John Studly, PwC Australia’s partner, said, regarding GDPR compliance: “Staying within the bounds of the law is not nearly enough.”
And our colleagues from the same office added:“With regulation playing perennial catch up to technology, it’s up to business to live by a set of data-ethics principles and maintain trust with those users whose data it is benefiting from.”
Big or small, the GDPR is behind it all
In an event held in late Autumn 2018 in our premises, Christophe Buschmann, one of Luxembourg’s CNPD commissioners, stated that the Commission will primarily support businesses in their GDPR journey, rather than taking a strict approach and search for any breach since the beginning.
“The CNPD isn’t the bad kid on the block,” reflects Fred. “But, at some point, Luxembourg’s GDPR guardian won’t have any other option but to start sanctioning. And this doesn’t go only to the large enterprises or big technology players though.”
In January 2019, the French CNIL (Commission nationale de l’informatique et des libertés) imposed a financial penalty of 50 Million euros against Google LLC, for “lack of transparency, inadequate information and lack of valid consent regarding the ads personalisation.”
In September 2018, only 4 months after the enforcement of the GDPR (May 25 2018), the Austrian Data Protection Authority (DPA) made its first GDPR-related penal decision against a sports betting café.
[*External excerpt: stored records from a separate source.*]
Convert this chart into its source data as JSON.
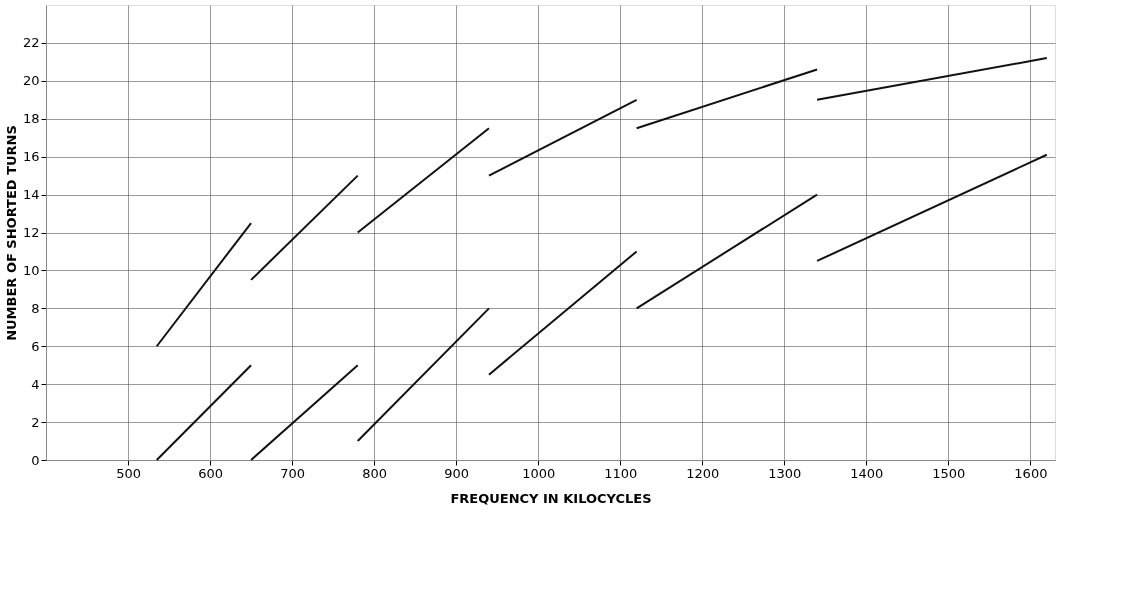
{
  "chart_data": {
    "type": "line",
    "xlabel": "FREQUENCY IN KILOCYCLES",
    "ylabel": "NUMBER OF SHORTED TURNS",
    "xlim": [
      400,
      1630
    ],
    "xticks": [
      500,
      600,
      700,
      800,
      900,
      1000,
      1100,
      1200,
      1300,
      1400,
      1500,
      1600
    ],
    "ylim": [
      0,
      24
    ],
    "yticks": [
      0,
      2,
      4,
      6,
      8,
      10,
      12,
      14,
      16,
      18,
      20,
      22
    ],
    "grid": true,
    "legend": false,
    "marker": "none",
    "line_style": "solid",
    "series": [
      {
        "color": "#111111",
        "x": [
          535,
          650
        ],
        "values": [
          6,
          12.5
        ]
      },
      {
        "color": "#111111",
        "x": [
          650,
          780
        ],
        "values": [
          9.5,
          15
        ]
      },
      {
        "color": "#111111",
        "x": [
          780,
          940
        ],
        "values": [
          12,
          17.5
        ]
      },
      {
        "color": "#111111",
        "x": [
          940,
          1120
        ],
        "values": [
          15,
          19
        ]
      },
      {
        "color": "#111111",
        "x": [
          1120,
          1340
        ],
        "values": [
          17.5,
          20.6
        ]
      },
      {
        "color": "#111111",
        "x": [
          1340,
          1620
        ],
        "values": [
          19,
          21.2
        ]
      },
      {
        "color": "#111111",
        "x": [
          535,
          650
        ],
        "values": [
          0,
          5
        ]
      },
      {
        "color": "#111111",
        "x": [
          650,
          780
        ],
        "values": [
          0,
          5
        ]
      },
      {
        "color": "#111111",
        "x": [
          780,
          940
        ],
        "values": [
          1,
          8
        ]
      },
      {
        "color": "#111111",
        "x": [
          940,
          1120
        ],
        "values": [
          4.5,
          11
        ]
      },
      {
        "color": "#111111",
        "x": [
          1120,
          1340
        ],
        "values": [
          8,
          14
        ]
      },
      {
        "color": "#111111",
        "x": [
          1340,
          1620
        ],
        "values": [
          10.5,
          16.1
        ]
      }
    ]
  }
}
The administrative fine imposed was € 5,280,00. The small business used a video surveillance system that covered public streets and parking lots in front of the business entrance.
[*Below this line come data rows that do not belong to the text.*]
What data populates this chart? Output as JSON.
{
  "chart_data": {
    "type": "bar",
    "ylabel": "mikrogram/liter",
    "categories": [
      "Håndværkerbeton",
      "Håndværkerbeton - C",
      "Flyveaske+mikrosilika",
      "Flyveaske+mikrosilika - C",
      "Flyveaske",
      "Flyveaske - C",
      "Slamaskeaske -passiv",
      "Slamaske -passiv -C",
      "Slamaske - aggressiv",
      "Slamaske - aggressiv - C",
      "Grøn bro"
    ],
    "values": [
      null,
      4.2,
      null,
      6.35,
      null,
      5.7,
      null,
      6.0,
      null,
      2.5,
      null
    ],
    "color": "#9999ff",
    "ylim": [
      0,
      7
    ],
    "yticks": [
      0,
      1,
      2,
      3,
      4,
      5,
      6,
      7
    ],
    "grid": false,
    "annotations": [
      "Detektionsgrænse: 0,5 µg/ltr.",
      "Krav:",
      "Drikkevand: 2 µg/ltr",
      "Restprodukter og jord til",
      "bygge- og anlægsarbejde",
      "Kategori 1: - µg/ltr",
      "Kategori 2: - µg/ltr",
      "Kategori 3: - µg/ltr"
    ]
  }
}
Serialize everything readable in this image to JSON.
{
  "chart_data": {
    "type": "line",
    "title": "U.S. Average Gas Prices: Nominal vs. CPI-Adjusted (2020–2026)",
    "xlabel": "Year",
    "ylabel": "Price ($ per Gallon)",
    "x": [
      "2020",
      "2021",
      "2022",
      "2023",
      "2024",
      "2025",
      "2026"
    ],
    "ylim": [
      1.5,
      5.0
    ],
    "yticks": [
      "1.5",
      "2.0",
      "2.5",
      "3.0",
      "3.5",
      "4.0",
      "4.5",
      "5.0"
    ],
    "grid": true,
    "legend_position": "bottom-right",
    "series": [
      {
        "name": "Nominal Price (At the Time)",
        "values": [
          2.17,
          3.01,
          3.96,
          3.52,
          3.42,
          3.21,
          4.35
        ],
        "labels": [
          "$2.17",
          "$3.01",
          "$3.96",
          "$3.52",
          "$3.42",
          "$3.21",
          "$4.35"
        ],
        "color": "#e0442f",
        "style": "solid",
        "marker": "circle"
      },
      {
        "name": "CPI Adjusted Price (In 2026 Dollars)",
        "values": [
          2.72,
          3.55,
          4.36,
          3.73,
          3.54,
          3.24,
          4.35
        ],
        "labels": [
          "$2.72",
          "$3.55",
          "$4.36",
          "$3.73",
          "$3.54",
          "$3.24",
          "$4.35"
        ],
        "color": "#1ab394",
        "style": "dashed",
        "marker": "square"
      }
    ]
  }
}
The non-extremist approach to comply with the GDPR
“Taking an extremist approach to GDPR compliance isn’t ideal” states Fred. To him, that approach equals to a limited understanding of the spirit of the law. “It isn’t about taking the regulation word-by-word. Imagine if you have valuable information in a server that, for whatever reason, you cannot transfer anywhere else but you need to keep. You will not throw the server through the window! In that case, I recommend designing a strong risk management plan, including clear actions of what to do if there is a data breach. For the future, however, new data keeping and data handling procedures have to be considered.”
To him, that’s actually taking a pragmatic approach to GDPR compliance. It’s considering the potential risks for the people concerned (users) and act accordingly.
What we think
Frédéric Vonner, Partner, GDPR and Privacy Leader at PwC Luxembourg
Because financial services are more regulated, readiness to comply with the GDPR is, well, forgiving the redundancy, more ready. However, by all means, the game isn’t over. Indeed, the GDPR compliance journey has just started and we’re learning with it. We, all businesses, are rethinking our approach to data management, to privacy and to digital trust. I invite you to consider the GDPR as an opportunity.